The backbone of our clinic was: “Volte. Shoulder-in on the volte, shoulder-in only with the leg, not with the hands. Push the croup to the outside. Look to the inside. That’s it. Now forward on the volte. Shoulder-in with the leg. Look to the inside. Push the croup to the outside.” Each time Etienne instructed, “shoulder-in” the rider was helping the horse engage. When the engagement was there, Etienne sent the pair forward on the circle. When the engagement was lost, it was back to the shoulder-in. The work started at the walk and progressed to the trot.

Along the wall he’d say, “Shoulder-in, just with the leg. The croup to the outside. Now forward along the wall. Counter-shoulder-in, just with the leg. Look to the outside.” (the “outside” was towards the arena wall.)

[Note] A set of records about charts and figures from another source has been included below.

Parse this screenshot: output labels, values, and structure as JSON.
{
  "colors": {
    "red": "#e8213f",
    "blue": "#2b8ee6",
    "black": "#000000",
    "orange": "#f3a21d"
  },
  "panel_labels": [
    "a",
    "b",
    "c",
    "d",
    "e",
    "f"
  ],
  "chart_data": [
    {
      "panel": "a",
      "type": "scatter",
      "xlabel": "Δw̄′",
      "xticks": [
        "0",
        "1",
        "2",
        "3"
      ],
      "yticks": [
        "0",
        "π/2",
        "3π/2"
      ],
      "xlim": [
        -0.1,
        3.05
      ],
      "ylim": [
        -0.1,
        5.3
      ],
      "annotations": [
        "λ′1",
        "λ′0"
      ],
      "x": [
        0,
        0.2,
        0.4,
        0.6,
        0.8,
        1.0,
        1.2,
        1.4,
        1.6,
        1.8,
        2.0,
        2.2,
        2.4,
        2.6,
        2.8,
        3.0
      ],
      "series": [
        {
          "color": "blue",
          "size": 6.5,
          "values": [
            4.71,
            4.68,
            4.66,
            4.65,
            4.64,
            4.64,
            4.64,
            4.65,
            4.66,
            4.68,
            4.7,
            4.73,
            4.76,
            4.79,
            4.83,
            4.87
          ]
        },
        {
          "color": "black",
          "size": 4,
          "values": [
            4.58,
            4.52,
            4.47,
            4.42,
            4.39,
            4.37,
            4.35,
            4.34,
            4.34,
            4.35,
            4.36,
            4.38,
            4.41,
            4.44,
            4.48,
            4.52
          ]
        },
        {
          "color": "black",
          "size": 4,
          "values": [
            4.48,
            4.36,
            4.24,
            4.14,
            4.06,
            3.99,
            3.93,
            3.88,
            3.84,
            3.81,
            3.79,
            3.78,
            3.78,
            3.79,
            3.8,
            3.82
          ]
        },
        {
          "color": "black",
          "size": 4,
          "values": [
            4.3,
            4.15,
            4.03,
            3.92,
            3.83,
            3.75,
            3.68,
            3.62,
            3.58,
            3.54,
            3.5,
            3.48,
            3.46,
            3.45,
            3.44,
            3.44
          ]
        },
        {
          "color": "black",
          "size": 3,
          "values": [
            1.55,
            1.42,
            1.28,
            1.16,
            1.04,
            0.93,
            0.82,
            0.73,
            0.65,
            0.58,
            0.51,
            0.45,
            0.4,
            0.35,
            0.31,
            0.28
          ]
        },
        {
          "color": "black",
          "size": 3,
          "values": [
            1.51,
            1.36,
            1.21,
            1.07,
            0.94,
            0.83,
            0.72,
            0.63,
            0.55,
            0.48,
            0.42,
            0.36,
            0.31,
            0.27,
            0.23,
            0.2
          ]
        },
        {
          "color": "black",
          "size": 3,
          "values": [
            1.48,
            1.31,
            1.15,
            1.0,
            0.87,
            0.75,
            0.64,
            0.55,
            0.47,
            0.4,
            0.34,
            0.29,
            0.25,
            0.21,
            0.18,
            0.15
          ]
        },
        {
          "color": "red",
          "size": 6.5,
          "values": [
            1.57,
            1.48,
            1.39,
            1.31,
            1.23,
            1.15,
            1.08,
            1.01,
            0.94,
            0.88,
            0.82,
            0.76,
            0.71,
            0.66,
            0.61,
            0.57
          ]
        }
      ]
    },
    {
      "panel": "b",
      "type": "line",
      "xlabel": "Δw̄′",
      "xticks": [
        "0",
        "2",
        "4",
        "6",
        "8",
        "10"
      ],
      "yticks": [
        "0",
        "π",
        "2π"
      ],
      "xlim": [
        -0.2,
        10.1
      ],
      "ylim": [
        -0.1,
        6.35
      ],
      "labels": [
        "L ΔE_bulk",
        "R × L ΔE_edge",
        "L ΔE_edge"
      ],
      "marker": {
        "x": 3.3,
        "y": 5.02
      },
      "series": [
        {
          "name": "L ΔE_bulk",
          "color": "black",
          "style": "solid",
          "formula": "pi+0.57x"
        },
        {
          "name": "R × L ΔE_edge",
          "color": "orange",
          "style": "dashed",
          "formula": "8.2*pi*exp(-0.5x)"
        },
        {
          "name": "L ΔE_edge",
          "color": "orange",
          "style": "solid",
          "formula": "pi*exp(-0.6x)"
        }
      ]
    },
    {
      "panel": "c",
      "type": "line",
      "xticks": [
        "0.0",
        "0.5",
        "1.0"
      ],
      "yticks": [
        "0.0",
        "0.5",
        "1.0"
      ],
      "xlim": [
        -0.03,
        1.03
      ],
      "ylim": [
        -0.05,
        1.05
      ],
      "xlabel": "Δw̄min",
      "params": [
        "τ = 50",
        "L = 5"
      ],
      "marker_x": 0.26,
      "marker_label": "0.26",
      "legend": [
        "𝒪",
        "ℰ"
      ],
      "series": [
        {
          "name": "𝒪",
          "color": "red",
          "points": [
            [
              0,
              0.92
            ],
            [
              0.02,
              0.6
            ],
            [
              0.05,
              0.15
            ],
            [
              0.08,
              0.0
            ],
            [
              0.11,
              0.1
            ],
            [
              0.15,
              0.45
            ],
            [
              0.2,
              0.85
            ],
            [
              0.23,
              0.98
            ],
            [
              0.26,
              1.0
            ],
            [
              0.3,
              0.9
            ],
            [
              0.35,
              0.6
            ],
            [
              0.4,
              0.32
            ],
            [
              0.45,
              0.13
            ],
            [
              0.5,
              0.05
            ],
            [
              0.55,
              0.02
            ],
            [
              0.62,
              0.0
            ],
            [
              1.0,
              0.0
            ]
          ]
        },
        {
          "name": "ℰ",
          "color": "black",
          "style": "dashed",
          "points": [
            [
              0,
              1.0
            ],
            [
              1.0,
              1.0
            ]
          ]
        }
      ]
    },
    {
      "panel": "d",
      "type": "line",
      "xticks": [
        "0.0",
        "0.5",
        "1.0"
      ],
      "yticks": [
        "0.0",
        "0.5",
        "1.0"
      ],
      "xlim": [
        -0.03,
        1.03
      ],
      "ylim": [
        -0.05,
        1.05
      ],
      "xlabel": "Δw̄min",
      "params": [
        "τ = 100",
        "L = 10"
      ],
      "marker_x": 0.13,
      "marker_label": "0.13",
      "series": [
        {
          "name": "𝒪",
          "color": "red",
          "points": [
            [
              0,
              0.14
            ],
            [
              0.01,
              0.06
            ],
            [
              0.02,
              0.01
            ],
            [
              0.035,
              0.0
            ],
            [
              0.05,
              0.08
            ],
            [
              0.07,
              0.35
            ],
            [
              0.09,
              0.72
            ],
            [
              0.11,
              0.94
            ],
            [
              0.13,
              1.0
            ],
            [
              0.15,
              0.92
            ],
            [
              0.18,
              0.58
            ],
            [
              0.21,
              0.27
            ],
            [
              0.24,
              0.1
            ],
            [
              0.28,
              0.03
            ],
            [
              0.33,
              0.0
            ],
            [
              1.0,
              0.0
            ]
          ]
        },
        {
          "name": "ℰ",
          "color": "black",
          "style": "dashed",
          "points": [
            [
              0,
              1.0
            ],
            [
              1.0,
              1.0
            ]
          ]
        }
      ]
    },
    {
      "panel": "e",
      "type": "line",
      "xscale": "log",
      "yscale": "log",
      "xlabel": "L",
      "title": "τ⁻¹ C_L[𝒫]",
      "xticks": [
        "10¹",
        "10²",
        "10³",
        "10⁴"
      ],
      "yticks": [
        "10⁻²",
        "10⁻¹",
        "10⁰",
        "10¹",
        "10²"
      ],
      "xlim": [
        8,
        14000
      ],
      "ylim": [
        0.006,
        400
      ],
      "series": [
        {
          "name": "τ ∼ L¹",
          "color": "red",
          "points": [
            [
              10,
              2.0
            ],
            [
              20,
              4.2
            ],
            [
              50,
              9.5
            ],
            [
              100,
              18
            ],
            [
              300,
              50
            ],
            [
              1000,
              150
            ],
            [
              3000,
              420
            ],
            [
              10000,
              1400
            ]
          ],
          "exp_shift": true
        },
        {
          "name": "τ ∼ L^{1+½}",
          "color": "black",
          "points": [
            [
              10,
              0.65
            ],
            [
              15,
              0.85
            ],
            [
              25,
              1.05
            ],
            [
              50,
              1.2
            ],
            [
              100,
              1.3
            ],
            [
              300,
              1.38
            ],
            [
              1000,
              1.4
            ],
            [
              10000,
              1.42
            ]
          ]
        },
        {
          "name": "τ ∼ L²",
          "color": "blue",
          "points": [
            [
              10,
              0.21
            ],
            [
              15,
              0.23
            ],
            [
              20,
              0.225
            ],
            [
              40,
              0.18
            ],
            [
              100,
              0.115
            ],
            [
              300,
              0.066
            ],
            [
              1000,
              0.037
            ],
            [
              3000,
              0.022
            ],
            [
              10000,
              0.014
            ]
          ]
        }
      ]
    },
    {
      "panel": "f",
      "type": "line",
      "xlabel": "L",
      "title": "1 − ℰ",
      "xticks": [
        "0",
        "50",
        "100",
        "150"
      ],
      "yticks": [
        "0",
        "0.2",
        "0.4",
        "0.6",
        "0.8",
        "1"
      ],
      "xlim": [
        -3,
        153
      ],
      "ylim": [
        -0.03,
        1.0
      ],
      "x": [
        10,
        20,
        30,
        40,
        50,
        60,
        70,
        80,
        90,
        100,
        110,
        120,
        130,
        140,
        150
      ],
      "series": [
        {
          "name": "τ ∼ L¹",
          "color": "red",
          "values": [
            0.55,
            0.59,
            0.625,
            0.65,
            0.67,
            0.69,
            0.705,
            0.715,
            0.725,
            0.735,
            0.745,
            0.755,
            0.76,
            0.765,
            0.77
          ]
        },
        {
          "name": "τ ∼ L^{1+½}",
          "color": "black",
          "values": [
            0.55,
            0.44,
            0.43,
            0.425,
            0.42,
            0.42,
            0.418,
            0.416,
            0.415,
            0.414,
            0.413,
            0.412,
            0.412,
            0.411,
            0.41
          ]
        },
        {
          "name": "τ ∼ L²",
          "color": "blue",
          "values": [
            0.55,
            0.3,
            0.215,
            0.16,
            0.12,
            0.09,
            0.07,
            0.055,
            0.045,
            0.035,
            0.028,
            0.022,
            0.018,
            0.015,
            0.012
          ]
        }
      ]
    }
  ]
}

One set of exercises was: “Shoulder-in along the wall, just with the leg, look to the inside. Now counter-shoulder-in, look to the outside, now the centerline in counter-shoulder-in. Now the leg yield.” The horse flowed into the movement.

It was very informative to have a lesson, then watch one. I could clearly see how turning the head to the correct direction helped the horse. This brought back my swimming days. The coach would call out, “Where your head goes, your body goes. You have more concentrated mass in your head than in any other part of your body.” When the rider was doing the counter-shoulder-in and had his head looking to the inside of the arena, things didn’t go smoothly. The rider’s head was looking in one direction and the horse’s in another. When the rider turned his head to the wall of the arena (the same direction as the horse’s head) the movement looked effortless.

Etienne explained: “When you’re doing the counter-shoulder-in along the wall on the left rein the horse’s shoulders are turned slightly to the wall (to the right). The horse’s head is turned slightly to the wall. There’s a slight bend in his body (curving to the right) with the hind end on the track. The horse feels easily what the rider is doing on his back. When the rider turns his head to the right this moves the rider’s right leg a bit behind the girth. This activates the right hind leg of the horse. With the rider’s head to the right, the rider’s shoulders and hips are to the right. This helps the horse curve his body with a right arc. With repetition the rider only needs to turn his head to create the movement. The horse learns very quickly.”